If you’ve missed all those subtleties on television, radio or at the store, maybe it’s because the old rivalry just isn’t there anymore.
The “last few years at the stadium when the Browns are at Cleveland [playing the Steelers], there’s almost more Steelers fans than Browns since Browns fans have sold their tickets,” said Jim Iona, president of the Akron Browns Backers fan group.
Iona said the rivalry has “mellowed out,” and though the business sponsorships are ironic, he doesn’t think “it’s do or die.”
Long-time Browns fan Bill Hauser, an associate professor of marketing at the University of Akron, hadn’t noticed the Pittsburgh connections until a reporter brought them to his attention.
“I thought, ‘Oh, my God, I didn’t know that.’ I’m going to guess that most people in Northeast Ohio never made that connection,” Hauser said.
On the other hand, he said, it’s just business.
“I really don’t think it matters. These are all national or regional brands,” said Hauser, who acknowledged that he is “a Browns fan until the playoffs and then I switch to the Steelers.”
Bob Batchelor, an assistant journalism professor at Kent State, comes from a different perspective — he’s from Pennsylvania, and was careful about showing his Steelers colors until he realized it didn’t matter anymore.
“Some would say we have infested other areas,” Batchelor said.
“I think there are die- hards on both sides, but for the most part, everybody’s life is so busy now, I don’t know if people have time in their lives anymore to hold hatred in their city just because of their football team,” said Batchelor, who has written extensively about sports and is co-editing a three-volume anthology on the history of sports in the United States.
When he arrived in Kent three years ago, he was a little worried about wearing his Super Bowl cap.
“I put a Steelers license frame on my car. From the old days, I always assume someone would have destroyed my license plate holder or egged my car. No one says anything,” he said.

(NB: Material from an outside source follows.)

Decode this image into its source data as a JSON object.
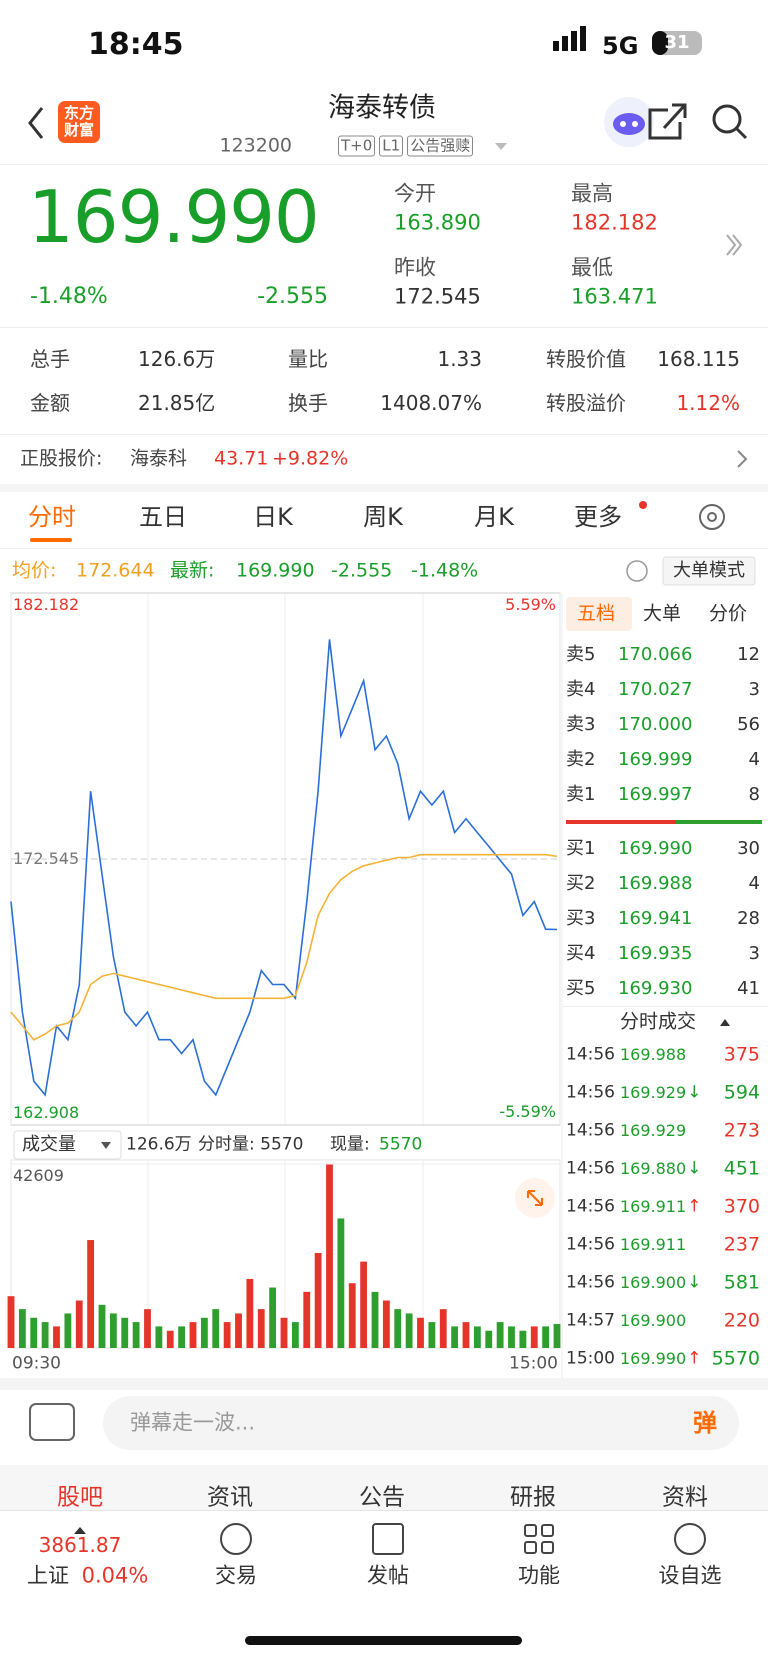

Both professors said it makes sense for the companies, wherever they are based, to support the Browns.
Sponsors for both teams Actually, Giant Eagle and PNC sponsor both the Browns and the Steelers. Giant Eagle’s relationship with the Browns began in 1999, and PNC became a sponsor by default in 2009 when it acquired National City Bank. That relationship had been in effect for a decade, and PNC last week extended the sponsorship.
Spokesmen for both companies list the normal reasons a corporation would want to sponsor a team: support of the communities where they do business.
Giant Eagle officials point out that they have more stores in Ohio than in Pennsylvania.
PNC sponsors radio airtime for the games.
“There’s no conspiracy theory” about Pittsburgh-based companies becoming high-profile sponsors, said Jim Ross, Browns senior vice president of business development. He said his staff talks to a lot of regional and national companies about sponsorships. There are about 100 now.
When asked for some of the quirky ones, Ross said ShurTech is the official duct tape, Great Clips is the official hair-cutting salon and Clear Choice Dental Implants is the official dental implant company of the Browns.
As for the question of which team they root for?
“... Yes,” said Giant Eagle spokesman Dan Donovan.